HISTÓRICO
LAS VÍCTIMAS SON MÁS QUE DATOS
  • LAS VÍCTIMAS SON MÁS QUE DATOS |
    LAS VÍCTIMAS SON MÁS QUE DATOS |
Por MICHAEL REED HURTADO | Publicado el 11 de noviembre de 2012

Un reto primordial del proceso de atención a las víctimas de la violencia es humanizarlo y tratar de manera digna a los beneficiarios de estas medidas. El andamiaje institucional es complejo e ineficaz. Las expectativas de las víctimas son altas porque el marco legal promete respuesta integral.

Hoy, a casi 18 meses de su promulgación, las promesas legales se desvanecen y el laberinto institucional tiene a varias personas atrapadas sin salida, mientras que otras esperan, haciendo cola para entrar al procesador.

El sistema da cuenta de números estrambóticos -como "5.744.230 registros de personas asociadas a los hechos victimizantes" o atención a 500.072 solicitudes "en atención humanitaria de emergencia y de transición para población desplazada"- pero no ofrece parámetros que reflejen transformación humana. Números y más números. Las víctimas hacen colas, esperan; reciben un número, esperan; obtienen información confusa, esperan; reciben una notificación que no entienden, esperan; algún abogado (o simulador) les ofrece algo, esperan; no pasa nada, esperan; y esperan y esperan.

El estado de cosas del llamado Sistema Nacional de Atención y Reparación Integral a las Víctimas comparte mucho en común con otros arreglos interinstitucionales del Estado y, en general, con los procesos de atención al cliente o al usuario, tanto en el sector público como en el sector privado. Hay unos mejores que otros, pero todos encaran retos similares: la identificación adecuada y oportuna de los beneficiarios, la comunicación efectiva sobre la oferta institucional, la simplificación de las rutas de atención, personalización e individualización en la respuesta, y la transparencia y objetividad en la toma de decisiones. En todos estos aspectos, el sistema de víctimas está rezagado.

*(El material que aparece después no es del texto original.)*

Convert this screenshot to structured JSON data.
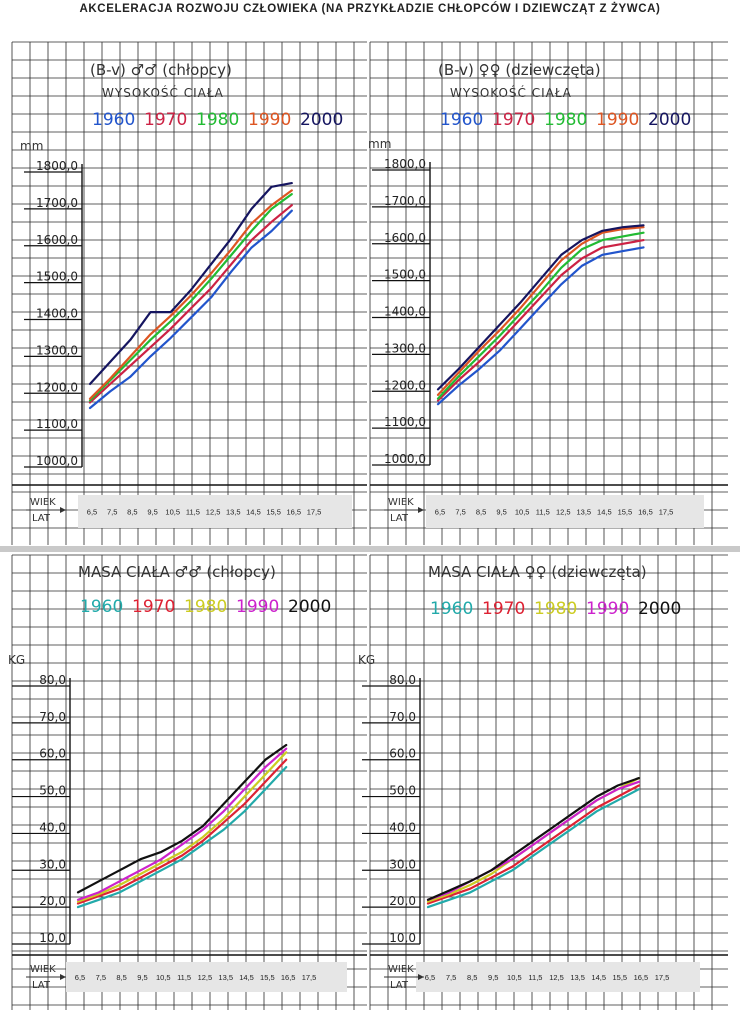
{
  "page_title": "AKCELERACJA ROZWOJU CZŁOWIEKA (NA PRZYKŁADZIE CHŁOPCÓW I DZIEWCZĄT Z ŻYWCA)",
  "chart_data": [
    {
      "id": "boys-height",
      "type": "line",
      "title": "(B-v) ♂♂ (chłopcy)",
      "subtitle": "WYSOKOŚĆ CIAŁA",
      "ylabel": "mm",
      "xlabel": "WIEK LAT",
      "ylim": [
        1000,
        1800
      ],
      "yticks": [
        "1800,0",
        "1700,0",
        "1600,0",
        "1500,0",
        "1400,0",
        "1300,0",
        "1200,0",
        "1100,0",
        "1000,0"
      ],
      "ytick_values": [
        1800,
        1700,
        1600,
        1500,
        1400,
        1300,
        1200,
        1100,
        1000
      ],
      "x": [
        6.5,
        7.5,
        8.5,
        9.5,
        10.5,
        11.5,
        12.5,
        13.5,
        14.5,
        15.5,
        16.5
      ],
      "xticks": [
        "6,5",
        "7,5",
        "8,5",
        "9,5",
        "10,5",
        "11,5",
        "12,5",
        "13,5",
        "14,5",
        "15,5",
        "16,5",
        "17,5"
      ],
      "series": [
        {
          "name": "1960",
          "color": "#2255cc",
          "values": [
            1160,
            1205,
            1245,
            1300,
            1350,
            1405,
            1460,
            1530,
            1595,
            1640,
            1695
          ]
        },
        {
          "name": "1970",
          "color": "#cc2244",
          "values": [
            1175,
            1225,
            1275,
            1325,
            1375,
            1430,
            1485,
            1550,
            1615,
            1665,
            1710
          ]
        },
        {
          "name": "1980",
          "color": "#22bb33",
          "values": [
            1180,
            1235,
            1290,
            1345,
            1395,
            1450,
            1510,
            1575,
            1640,
            1700,
            1740
          ]
        },
        {
          "name": "1990",
          "color": "#dd5522",
          "values": [
            1185,
            1240,
            1300,
            1360,
            1410,
            1465,
            1525,
            1590,
            1660,
            1710,
            1750
          ]
        },
        {
          "name": "2000",
          "color": "#151560",
          "values": [
            1225,
            1285,
            1345,
            1420,
            1420,
            1480,
            1550,
            1620,
            1700,
            1760,
            1770
          ]
        }
      ]
    },
    {
      "id": "girls-height",
      "type": "line",
      "title": "(B-v) ♀♀ (dziewczęta)",
      "subtitle": "WYSOKOŚĆ CIAŁA",
      "ylabel": "mm",
      "xlabel": "WIEK LAT",
      "ylim": [
        1000,
        1800
      ],
      "yticks": [
        "1800,0",
        "1700,0",
        "1600,0",
        "1500,0",
        "1400,0",
        "1300,0",
        "1200,0",
        "1100,0",
        "1000,0"
      ],
      "ytick_values": [
        1800,
        1700,
        1600,
        1500,
        1400,
        1300,
        1200,
        1100,
        1000
      ],
      "x": [
        6.5,
        7.5,
        8.5,
        9.5,
        10.5,
        11.5,
        12.5,
        13.5,
        14.5,
        15.5,
        16.5
      ],
      "xticks": [
        "6,5",
        "7,5",
        "8,5",
        "9,5",
        "10,5",
        "11,5",
        "12,5",
        "13,5",
        "14,5",
        "15,5",
        "16,5",
        "17,5"
      ],
      "series": [
        {
          "name": "1960",
          "color": "#2255cc",
          "values": [
            1165,
            1215,
            1260,
            1310,
            1370,
            1430,
            1490,
            1540,
            1570,
            1580,
            1590
          ]
        },
        {
          "name": "1970",
          "color": "#cc2244",
          "values": [
            1175,
            1230,
            1280,
            1335,
            1395,
            1455,
            1515,
            1560,
            1590,
            1600,
            1610
          ]
        },
        {
          "name": "1980",
          "color": "#22bb33",
          "values": [
            1180,
            1240,
            1295,
            1350,
            1410,
            1470,
            1535,
            1585,
            1610,
            1620,
            1630
          ]
        },
        {
          "name": "1990",
          "color": "#dd5522",
          "values": [
            1190,
            1250,
            1310,
            1365,
            1425,
            1490,
            1555,
            1600,
            1630,
            1640,
            1645
          ]
        },
        {
          "name": "2000",
          "color": "#151560",
          "values": [
            1205,
            1260,
            1320,
            1380,
            1440,
            1505,
            1570,
            1610,
            1635,
            1645,
            1650
          ]
        }
      ]
    },
    {
      "id": "boys-mass",
      "type": "line",
      "title": "MASA CIAŁA ♂♂ (chłopcy)",
      "subtitle": "",
      "ylabel": "KG",
      "xlabel": "WIEK LAT",
      "ylim": [
        10,
        80
      ],
      "yticks": [
        "80,0",
        "70,0",
        "60,0",
        "50,0",
        "40,0",
        "30,0",
        "20,0",
        "10,0"
      ],
      "ytick_values": [
        80,
        70,
        60,
        50,
        40,
        30,
        20,
        10
      ],
      "x": [
        6.5,
        7.5,
        8.5,
        9.5,
        10.5,
        11.5,
        12.5,
        13.5,
        14.5,
        15.5,
        16.5
      ],
      "xticks": [
        "6,5",
        "7,5",
        "8,5",
        "9,5",
        "10,5",
        "11,5",
        "12,5",
        "13,5",
        "14,5",
        "15,5",
        "16,5",
        "17,5"
      ],
      "series": [
        {
          "name": "1960",
          "color": "#22aaaa",
          "values": [
            20,
            22,
            24,
            27,
            30,
            33,
            37,
            41,
            46,
            52,
            58
          ]
        },
        {
          "name": "1970",
          "color": "#dd2233",
          "values": [
            21,
            23,
            25,
            28,
            31,
            34,
            38,
            43,
            48,
            54,
            60
          ]
        },
        {
          "name": "1980",
          "color": "#cccc22",
          "values": [
            21.5,
            23.5,
            26,
            29,
            32,
            35,
            39,
            44,
            50,
            56,
            62
          ]
        },
        {
          "name": "1990",
          "color": "#cc22cc",
          "values": [
            22,
            24,
            27,
            30,
            33,
            37,
            41,
            46,
            52,
            58,
            63
          ]
        },
        {
          "name": "2000",
          "color": "#111111",
          "values": [
            24,
            27,
            30,
            33,
            35,
            38,
            42,
            48,
            54,
            60,
            64
          ]
        }
      ]
    },
    {
      "id": "girls-mass",
      "type": "line",
      "title": "MASA CIAŁA ♀♀ (dziewczęta)",
      "subtitle": "",
      "ylabel": "KG",
      "xlabel": "WIEK LAT",
      "ylim": [
        10,
        80
      ],
      "yticks": [
        "80,0",
        "70,0",
        "60,0",
        "50,0",
        "40,0",
        "30,0",
        "20,0",
        "10,0"
      ],
      "ytick_values": [
        80,
        70,
        60,
        50,
        40,
        30,
        20,
        10
      ],
      "x": [
        6.5,
        7.5,
        8.5,
        9.5,
        10.5,
        11.5,
        12.5,
        13.5,
        14.5,
        15.5,
        16.5
      ],
      "xticks": [
        "6,5",
        "7,5",
        "8,5",
        "9,5",
        "10,5",
        "11,5",
        "12,5",
        "13,5",
        "14,5",
        "15,5",
        "16,5",
        "17,5"
      ],
      "series": [
        {
          "name": "1960",
          "color": "#22aaaa",
          "values": [
            20,
            22,
            24,
            27,
            30,
            34,
            38,
            42,
            46,
            49,
            52
          ]
        },
        {
          "name": "1970",
          "color": "#dd2233",
          "values": [
            21,
            23,
            25,
            28,
            31,
            35,
            39,
            43,
            47,
            50,
            53
          ]
        },
        {
          "name": "1980",
          "color": "#cccc22",
          "values": [
            21.5,
            23.5,
            26,
            29,
            33,
            37,
            41,
            45,
            49,
            52,
            55
          ]
        },
        {
          "name": "1990",
          "color": "#cc22cc",
          "values": [
            22,
            24,
            27,
            30,
            33,
            37,
            41,
            45,
            49,
            52,
            54
          ]
        },
        {
          "name": "2000",
          "color": "#111111",
          "values": [
            22,
            24.5,
            27,
            30,
            34,
            38,
            42,
            46,
            50,
            53,
            55
          ]
        }
      ]
    }
  ]
}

No deja de generar perplejidad el hecho de que el gobierno y los legisladores hayan optado por calcar y amplificar el esquema de atención que fue diseñado en 1995 por vía del Consejo Nacional de Política Económica y Social para atender a las personas desplazadas por la violencia. Ese sistema mixto diluía la responsabilidad de atención en una plétora de entidades estatales, no definía de manera específica las acciones, generó rutas enredadas e inefectivas de atención, y carecía de un ente coordinador, con suficiente autoridad, para liderar y organizar los procesos. Además, años después, la Corte Constitucional dictaminó que el sistema "estrella" era responsable de un estado de cosas inconstitucional. No obstante, los decisores no tuvieron problema en calcar el monstruo y echar a andar un Frankenstein sin cabeza, aún más grande que su antecesor.

Con el paso del tiempo y con el aumento en número de personas que requieren ser atendidas, la calidad de la atención a las personas disminuye. No creo que los tiempos pasados hayan sido mejores, pero estoy convencido de que en los procesos de atención actuales se sacrifica calidad por reportes de cuantía. La masificación de los procesos de atención a las víctimas riñe con la dignidad de las personas.

Es hora de poner en marcha metodologías de atención psicosocial que reflejen las rimbombantes definiciones normativas. ¡Asumo que hay que cumplir lo ordenado…

Las víctimas son más que frías cifras. El registro tiene que transformarse en algo más que un coladero; las rutas de atención no pueden ser marañas; y el engranaje interinstitucional de atención tiene que dejar de ser un temible procesador (burocrático) que reporta datos de gestión. Las buenas intenciones no son suficientes.